Competências tributárias

(…)

2 — A competência legislativa regional, em matéria fiscal, é exercida pelas Assembleias Legislativas das Regiões Autónomas, mediante decreto legislativo, e compreende os seguintes poderes:

a) O poder de criar e regular impostos, vigentes apenas nas Regiões Autónomas respectivas, definindo a respectiva incidência, a taxa, a liquidação, a cobrança, os benefícios fiscais e as garantias dos contribuintes, nos termos da presente lei;

b) O poder de adaptar os impostos de âmbito nacional às especificidades regionais, em matéria de incidência, taxa, benefícios fiscais e garantias dos contribuintes, dentro dos limites fixados na lei e nos termos dos artigos seguintes.

(…)

SECÇÃO II

Competências legislativas e regulamentares tributárias

Artigo 54.º Impostos vigentes apenas nas Regiões Autónomas

1 — As Assembleias Legislativas das Regiões Autónomas, mediante decreto legislativo regional, podem criar impostos vigentes apenas na respectiva Região Autónoma desde que os mesmos observem os princípios consagrados na presente lei, não incidam sobre matéria objecto da incidência prevista para qualquer dos impostos de âmbito nacional, ainda que isenta ou não sujeita, ou, nela não constando, possa ser susceptível de integrar essa incidência e da sua aplicação não resultem entraves à troca de bens e serviços entre os diferentes pontos do território nacional.

2 — Os impostos referidos no número anterior caducam no caso de serem posteriormente criados outros semelhantes de âmbito nacional.

 

  1. Por isto – podem criar impostos vigentes apenas na respectiva Região Autónoma desde que os mesmos (…) não incidam sobre matéria objecto da incidência prevista para qualquer dos impostos de âmbito nacional, ainda que isenta ou não sujeita - falece o argumento de que a derrama regional da RAM é um imposto próprio da Região Autónoma da Madeira, pois contraria o disposto nos números 1 e 2: porque se fosse criando antes (e não o foi) caducaria; tendo a Assembleia Legislativa regional da Madeira legislado sobre a Derrama Regional posteriormente à criação da Derrama Estadual, apenas duma adaptação se pode tratar, dado que nunca poderia incidir, enquanto imposto regional sobre matéria objecto da incidência prevista para qualquer dos impostos de âmbito nacional. Assim,
  2. Antes dum imposto estadual se trata, que na Madeira adquiriu a nomenclatura “derrama regional”, no âmbito da competência de adaptação prevista na alí. b) do nº 2 do art.º 53º da LFRA, que vem consubstanciado no art.º 56º, nestes termos:

Artigo 56.º

Adaptação do sistema fiscal nacional às especificidades regionais

1 — Sem prejuízo do disposto em legislação fiscal nacional para vigorar apenas nas Regiões Autónomas, a adaptação do sistema fiscal nacional às especificidades regionais observa o disposto na presente lei e respectiva legislação complementar.
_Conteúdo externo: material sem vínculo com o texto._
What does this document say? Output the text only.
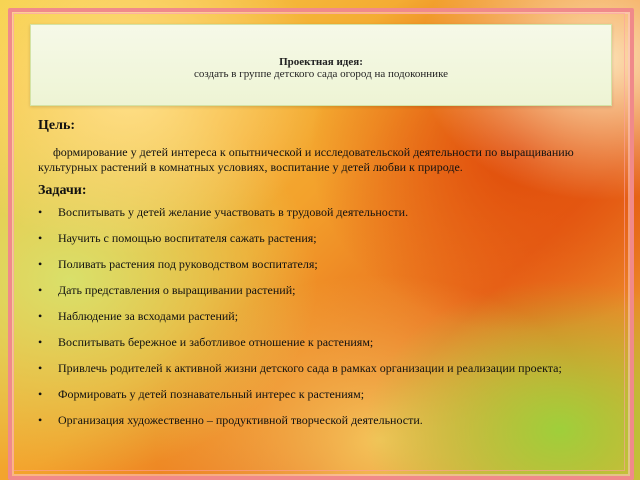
Проектная идея:
создать в группе детского сада огород на подоконнике
Цель:

формирование у детей интереса к опытнической и исследовательской деятельности по выращиванию культурных растений в комнатных условиях, воспитание у детей любви к природе.

Задачи:
• Воспитывать у детей желание участвовать в трудовой деятельности.
• Научить с помощью воспитателя сажать растения;
• Поливать растения под руководством воспитателя;
• Дать представления о выращивании растений;
• Наблюдение за всходами растений;
• Воспитывать бережное и заботливое отношение к растениям;
• Привлечь родителей к активной жизни детского сада в рамках организации и реализации проекта;
• Формировать у детей познавательный интерес к растениям;
• Организация художественно – продуктивной творческой деятельности.
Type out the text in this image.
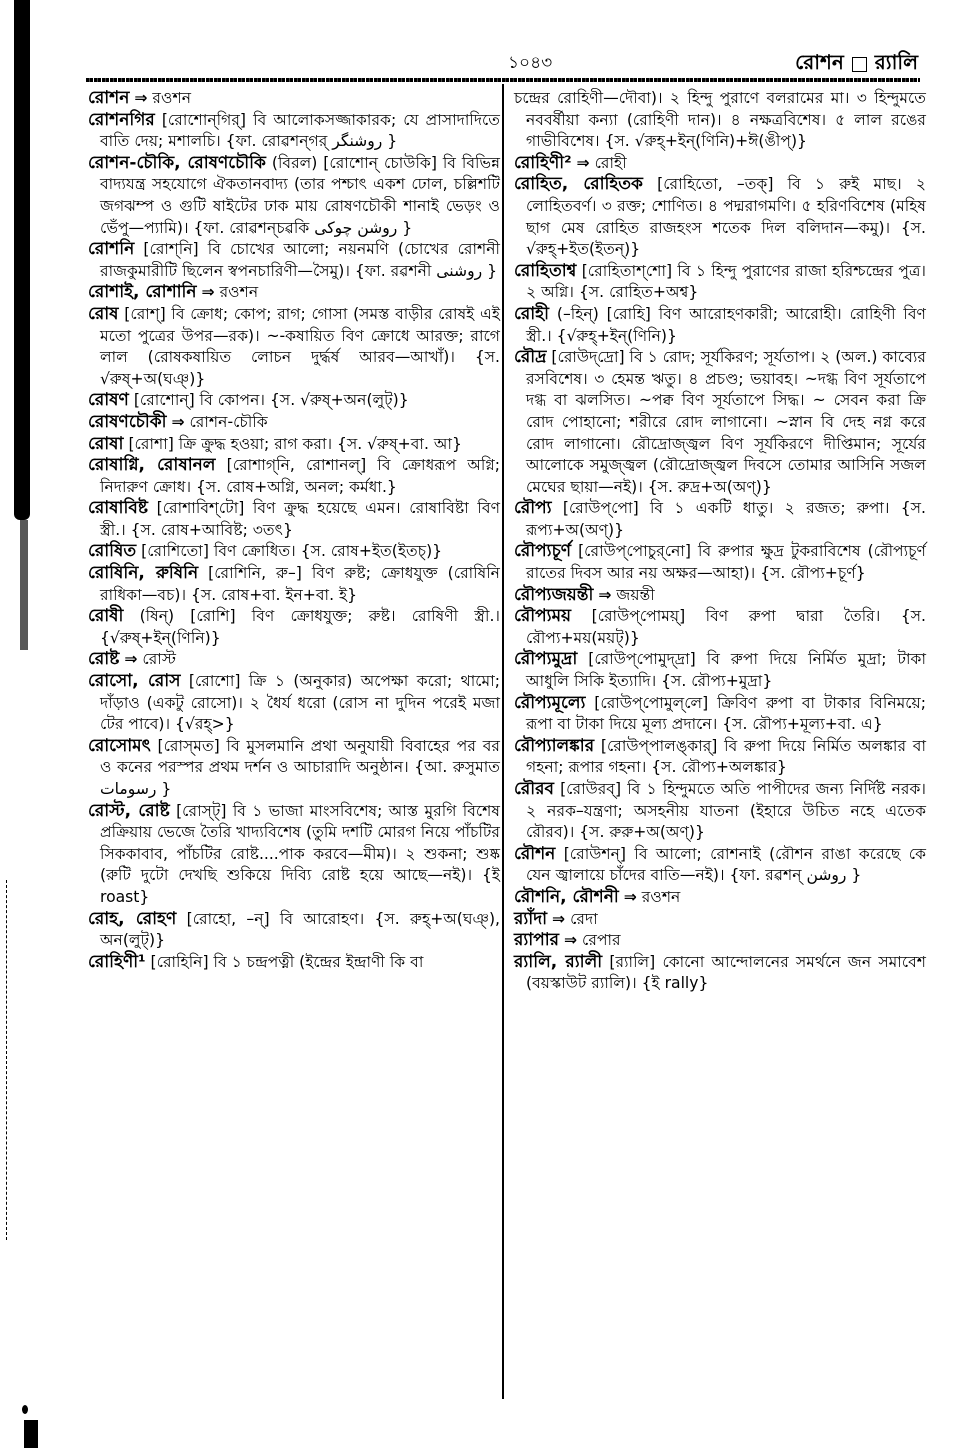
১০৪৩	রোশন র‍্যালি

রোশন ⇒ রওশন

রোশনগির [রোশোন্‌গির্] বি আলোকসজ্জাকারক; যে প্রাসাদাদিতে বাতি দেয়; মশালচি। {ফা. রোৱশন্‌গর্ روشنگر }

রোশন-চৌকি, রোষণচৌকি (বিরল) [রোশোন্‌ চোউকি] বি বিভিন্ন বাদ্যযন্ত্র সহযোগে ঐকতানবাদ্য (তার পশ্চাৎ একশ ঢোল, চল্লিশটি জগঝম্প ও গুটি ষাইটের ঢাক মায় রোষণচৌকী শানাই ভেড়ং ও ভেঁপু—প্যামি)। {ফা. রোৱশন্‌চৱকি روشن چوکی }

রোশনি [রোশ্‌নি] বি চোখের আলো; নয়নমণি (চোখের রোশনী রাজকুমারীটি ছিলেন স্বপনচারিণী—সৈমু)। {ফা. রৱশনী روشنی }

রোশাই, রোশানি ⇒ রওশন

রোষ [রোশ্] বি ক্রোধ; কোপ; রাগ; গোসা (সমস্ত বাড়ীর রোষই এই মতো পুত্রের উপর—রক)। ~-কষায়িত বিণ ক্রোধে আরক্ত; রাগে লাল (রোষকষায়িত লোচন দুর্দ্ধর্ষ আরব—আখাঁ)। {স. √রুষ্‌+অ(ঘঞ্‌)}

রোষণ [রোশোন্] বি কোপন। {স. √রুষ্‌+অন(লুট্‌)}

রোষণচৌকী ⇒ রোশন-চৌকি

রোষা [রোশা] ক্রি ক্রুদ্ধ হওয়া; রাগ করা। {স. √রুষ্‌+বা. আ}

রোষাগ্নি, রোষানল [রোশাগ্‌নি, রোশানল্] বি ক্রোধরূপ অগ্নি; নিদারুণ ক্রোধ। {স. রোষ+অগ্নি, অনল; কর্মধা.}

রোষাবিষ্ট [রোশাবিশ্‌টো] বিণ ক্রুদ্ধ হয়েছে এমন। রোষাবিষ্টা বিণ স্ত্রী.। {স. রোষ+আবিষ্ট; ৩তৎ}

রোষিত [রোশিতো] বিণ ক্রোধিত। {স. রোষ+ইত(ইতচ্‌)}

রোষিনি, রুষিনি [রোশিনি, রু–] বিণ রুষ্ট; ক্রোধযুক্ত (রোষিনি রাধিকা—বচ)। {স. রোষ+বা. ইন+বা. ই}

রোষী (ষিন্) [রোশি] বিণ ক্রোধযুক্ত; রুষ্ট। রোষিণী স্ত্রী.। {√রুষ্‌+ইন্(ণিনি)}

রোষ্ট ⇒ রোস্ট

রোসো, রোস [রোশো] ক্রি ১ (অনুকার) অপেক্ষা করো; থামো; দাঁড়াও (একটু রোসো)। ২ ধৈর্য ধরো (রোস না দুদিন পরেই মজা টের পাবে)। {√রহ্‌>}

রোসোমৎ [রোস্‌মত] বি মুসলমানি প্রথা অনুযায়ী বিবাহের পর বর ও কনের পরস্পর প্রথম দর্শন ও আচারাদি অনুষ্ঠান। {আ. রুসুমাত رسومات }

রোস্ট, রোষ্ট [রোস্‌ট্] বি ১ ভাজা মাংসবিশেষ; আস্ত মুরগি বিশেষ প্রক্রিয়ায় ভেজে তৈরি খাদ্যবিশেষ (তুমি দশটি মোরগ নিয়ে পাঁচটির সিককাবাব, পাঁচটির রোষ্ট....পাক করবে—মীম)। ২ শুকনা; শুষ্ক (রুটি দুটো দেখছি শুকিয়ে দিব্যি রোষ্ট হয়ে আছে—নই)। {ই roast}

রোহ, রোহণ [রোহো, –ন্] বি আরোহণ। {স. রুহ্‌+অ(ঘঞ্‌), অন(লুট্‌)}

রোহিণী¹ [রোহিনি] বি ১ চন্দ্রপত্নী (ইন্দ্রের ইন্দ্রাণী কি বা

চন্দ্রের রোহিণী—দৌবা)। ২ হিন্দু পুরাণে বলরামের মা। ৩ হিন্দুমতে নববর্ষীয়া কন্যা (রোহিণী দান)। ৪ নক্ষত্রবিশেষ। ৫ লাল রঙের গাভীবিশেষ। {স. √রুহ্‌+ইন্(ণিনি)+ঈ(ঙীপ্)}

রোহিণী² ⇒ রোহী

রোহিত, রোহিতক [রোহিতো, –তক্] বি ১ রুই মাছ। ২ লোহিতবর্ণ। ৩ রক্ত; শোণিত। ৪ পদ্মরাগমণি। ৫ হরিণবিশেষ (মহিষ ছাগ মেষ রোহিত রাজহংস শতেক দিল বলিদান—কমু)। {স. √রুহ্‌+ইত(ইতন্)}

রোহিতাশ্ব [রোহিতাশ্‌শো] বি ১ হিন্দু পুরাণের রাজা হরিশ্চন্দ্রের পুত্র। ২ অগ্নি। {স. রোহিত+অশ্ব}

রোহী (–হিন্) [রোহি] বিণ আরোহণকারী; আরোহী। রোহিণী বিণ স্ত্রী.। {√রুহ্‌+ইন্(ণিনি)}

রৌদ্র [রোউদ্‌দ্রো] বি ১ রোদ; সূর্যকিরণ; সূর্যতাপ। ২ (অল.) কাব্যের রসবিশেষ। ৩ হেমন্ত ঋতু। ৪ প্রচণ্ড; ভয়াবহ। ~দগ্ধ বিণ সূর্যতাপে দগ্ধ বা ঝলসিত। ~পক্ব বিণ সূর্যতাপে সিদ্ধ। ~ সেবন করা ক্রি রোদ পোহানো; শরীরে রোদ লাগানো। ~স্নান বি দেহ নগ্ন করে রোদ লাগানো। রৌদ্রোজ্জ্বল বিণ সূর্যকিরণে দীপ্তিমান; সূর্যের আলোকে সমুজ্জ্বল (রৌদ্রোজ্জ্বল দিবসে তোমার আসিনি সজল মেঘের ছায়া—নই)। {স. রুদ্র+অ(অণ্)}

রৌপ্য [রোউপ্‌পো] বি ১ একটি ধাতু। ২ রজত; রুপা। {স. রূপ্য+অ(অণ্)}

রৌপ্যচূর্ণ [রোউপ্‌পোচুর্‌নো] বি রুপার ক্ষুদ্র টুকরাবিশেষ (রৌপ্যচূর্ণ রাতের দিবস আর নয় অক্ষর—আহা)। {স. রৌপ্য+চূর্ণ}

রৌপ্যজয়ন্তী ⇒ জয়ন্তী

রৌপ্যময় [রোউপ্‌পোময়্] বিণ রুপা দ্বারা তৈরি। {স. রৌপ্য+ময়(ময়ট্)}

রৌপ্যমুদ্রা [রোউপ্‌পোমুদ্‌দ্রা] বি রুপা দিয়ে নির্মিত মুদ্রা; টাকা আধুলি সিকি ইত্যাদি। {স. রৌপ্য+মুদ্রা}

রৌপ্যমূল্যে [রোউপ্‌পোমুল্‌লে] ক্রিবিণ রুপা বা টাকার বিনিময়ে; রূপা বা টাকা দিয়ে মূল্য প্রদানে। {স. রৌপ্য+মূল্য+বা. এ}

রৌপ্যালঙ্কার [রোউপ্‌পালঙ্‌কার্] বি রুপা দিয়ে নির্মিত অলঙ্কার বা গহনা; রূপার গহনা। {স. রৌপ্য+অলঙ্কার}

রৌরব [রোউরব্] বি ১ হিন্দুমতে অতি পাপীদের জন্য নির্দিষ্ট নরক। ২ নরক–যন্ত্রণা; অসহনীয় যাতনা (ইহারে উচিত নহে এতেক রৌরব)। {স. রুরু+অ(অণ্)}

রৌশন [রোউশন্] বি আলো; রোশনাই (রৌশন রাঙা করেছে কে যেন জ্বালায়ে চাঁদের বাতি—নই)। {ফা. রৱশন্ روشن }

রৌশনি, রৌশনী ⇒ রওশন

র‍্যাঁদা ⇒ রেদা

র‍্যাপার ⇒ রেপার

র‍্যালি, র‍্যালী [র‍্যালি] কোনো আন্দোলনের সমর্থনে জন সমাবেশ (বয়স্কাউট র‍্যালি)। {ই rally}
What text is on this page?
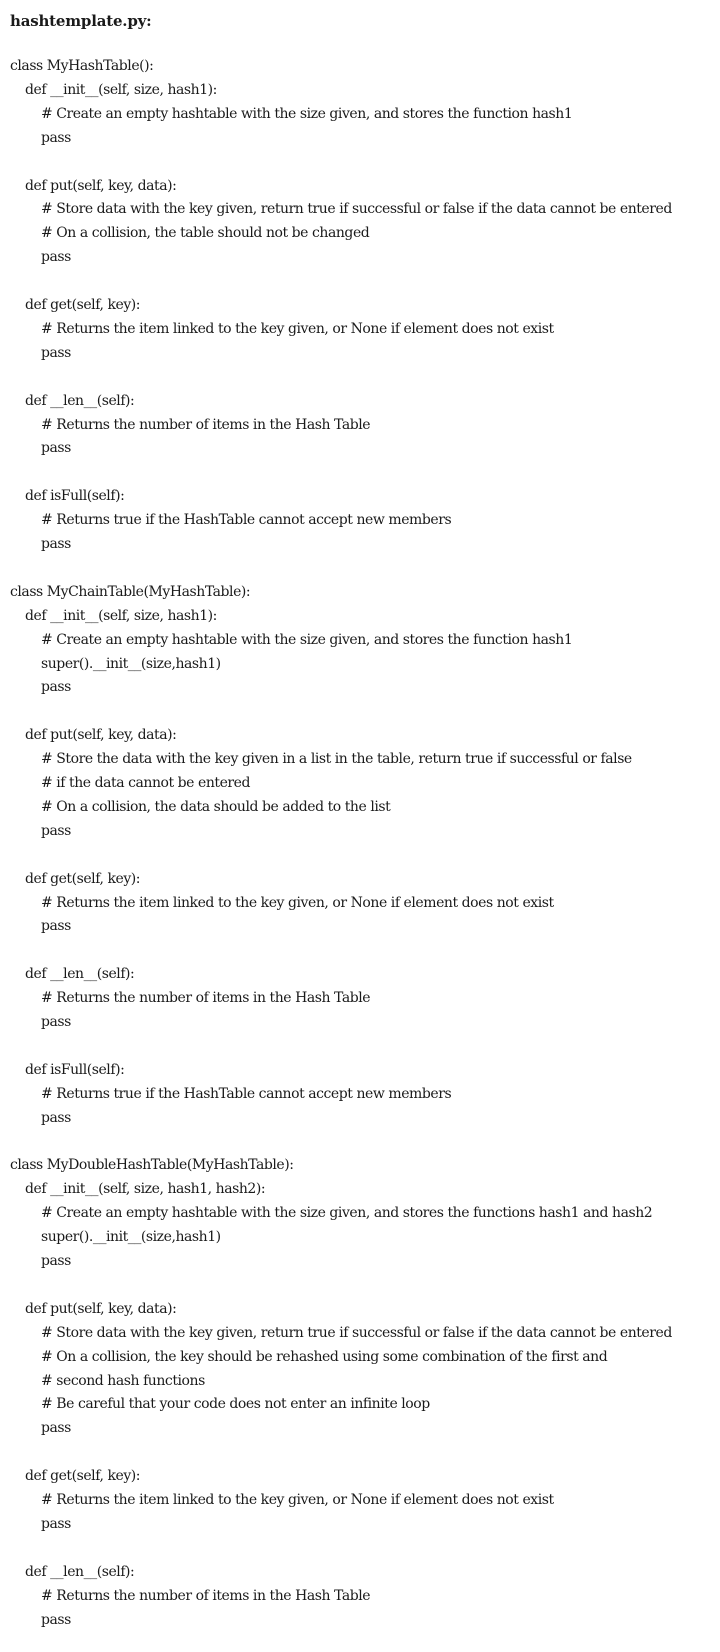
hashtemplate.py:
class MyHashTable():
def __init__(self, size, hash1):
# Create an empty hashtable with the size given, and stores the function hash1
pass
def put(self, key, data):
# Store data with the key given, return true if successful or false if the data cannot be entered
# On a collision, the table should not be changed
pass
def get(self, key):
# Returns the item linked to the key given, or None if element does not exist
pass
def __len__(self):
# Returns the number of items in the Hash Table
pass
def isFull(self):
# Returns true if the HashTable cannot accept new members
pass
class MyChainTable(MyHashTable):
def __init__(self, size, hash1):
# Create an empty hashtable with the size given, and stores the function hash1
super().__init__(size,hash1)
pass
def put(self, key, data):
# Store the data with the key given in a list in the table, return true if successful or false
# if the data cannot be entered
# On a collision, the data should be added to the list
pass
def get(self, key):
# Returns the item linked to the key given, or None if element does not exist
pass
def __len__(self):
# Returns the number of items in the Hash Table
pass
def isFull(self):
# Returns true if the HashTable cannot accept new members
pass
class MyDoubleHashTable(MyHashTable):
def __init__(self, size, hash1, hash2):
# Create an empty hashtable with the size given, and stores the functions hash1 and hash2
super().__init__(size,hash1)
pass
def put(self, key, data):
# Store data with the key given, return true if successful or false if the data cannot be entered
# On a collision, the key should be rehashed using some combination of the first and
# second hash functions
# Be careful that your code does not enter an infinite loop
pass
def get(self, key):
# Returns the item linked to the key given, or None if element does not exist
pass
def __len__(self):
# Returns the number of items in the Hash Table
pass
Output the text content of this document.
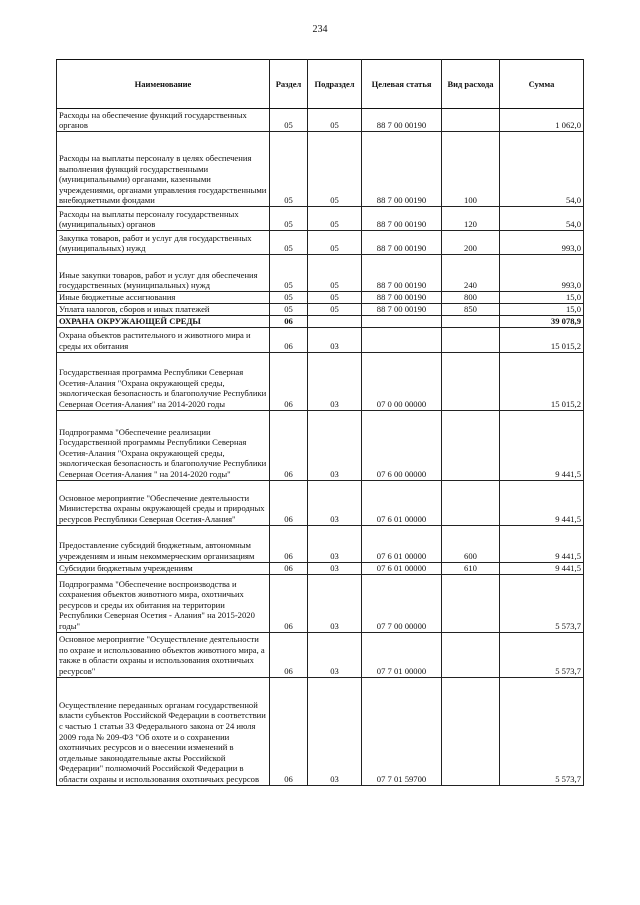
234
Наименование	Раздел	Подраздел	Целевая статья	Вид расхода	Сумма
Расходы на обеспечение функций государственных органов	05	05	88 7 00 00190		1 062,0
Расходы на выплаты персоналу в целях обеспечения выполнения функций государственными (муниципальными) органами, казенными учреждениями, органами управления государственными внебюджетными фондами	05	05	88 7 00 00190	100	54,0
Расходы на выплаты персоналу государственных (муниципальных) органов	05	05	88 7 00 00190	120	54,0
Закупка товаров, работ и услуг для государственных (муниципальных) нужд	05	05	88 7 00 00190	200	993,0
Иные закупки товаров, работ и услуг для обеспечения государственных (муниципальных) нужд	05	05	88 7 00 00190	240	993,0
Иные бюджетные ассигнования	05	05	88 7 00 00190	800	15,0
Уплата налогов, сборов и иных платежей	05	05	88 7 00 00190	850	15,0
ОХРАНА ОКРУЖАЮЩЕЙ СРЕДЫ	06				39 078,9
Охрана объектов растительного и животного мира и среды их обитания	06	03			15 015,2
Государственная программа Республики Северная Осетия-Алания "Охрана окружающей среды, экологическая безопасность и благополучие Республики Северная Осетия-Алания" на 2014-2020 годы	06	03	07 0 00 00000		15 015,2
Подпрограмма "Обеспечение реализации Государственной программы Республики Северная Осетия-Алания "Охрана окружающей среды, экологическая безопасность и благополучие Республики Северная Осетия-Алания " на 2014-2020 годы"	06	03	07 6 00 00000		9 441,5
Основное мероприятие "Обеспечение деятельности Министерства охраны окружающей среды и природных ресурсов Республики Северная Осетия-Алания"	06	03	07 6 01 00000		9 441,5
Предоставление субсидий бюджетным, автономным учреждениям и иным некоммерческим организациям	06	03	07 6 01 00000	600	9 441,5
Субсидии бюджетным учреждениям	06	03	07 6 01 00000	610	9 441,5
Подпрограмма "Обеспечение воспроизводства и сохранения объектов животного мира, охотничьих ресурсов и среды их обитания на территории Республики Северная Осетия - Алания" на 2015-2020 годы"	06	03	07 7 00 00000		5 573,7
Основное мероприятие "Осуществление деятельности по охране и использованию объектов животного мира, а также в области охраны и использования охотничьих ресурсов"	06	03	07 7 01 00000		5 573,7
Осуществление переданных органам государственной власти субъектов Российской Федерации в соответствии с частью 1 статьи 33 Федерального закона от 24 июля 2009 года № 209-ФЗ "Об охоте и о сохранении охотничьих ресурсов и о внесении изменений в отдельные законодательные акты Российской Федерации" полномочий Российской Федерации в области охраны и использования охотничьих ресурсов	06	03	07 7 01 59700		5 573,7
2 — As Assembleias Legislativas das Regiões Autónomas podem ainda, nos termos da lei, diminuir as taxas nacionais dos impostos sobre o rendimento (IRS e IRC) e do imposto sobre o valor acrescentado, até ao limite de 30 %, e dos impostos especiais de consumo, de acordo com a legislação em vigor.

3 — As Assembleias Legislativas podem também determinar a aplicação nas Regiões Autónomas das taxas reduzidas do IRC definidas em legislação nacional, nos termos e condições que vierem a ser fixados em decreto legislativo regional.

4 — As Assembleias Legislativas das Regiões Autónomas podem conceder deduções à colecta relativas aos lucros comerciais, industriais e agrícolas reinvestidos pelos sujeitos passivos.

5 — As Assembleias Legislativas das Regiões Autónomas podem conceder majorações nas percentagens e limites dos encargos dedutíveis à colecta do IRS, nos termos do Código do IRS, relativas a encargos com equipamentos ambientais, com habitação própria e permanente e com a saúde, apoio à terceira idade e educação.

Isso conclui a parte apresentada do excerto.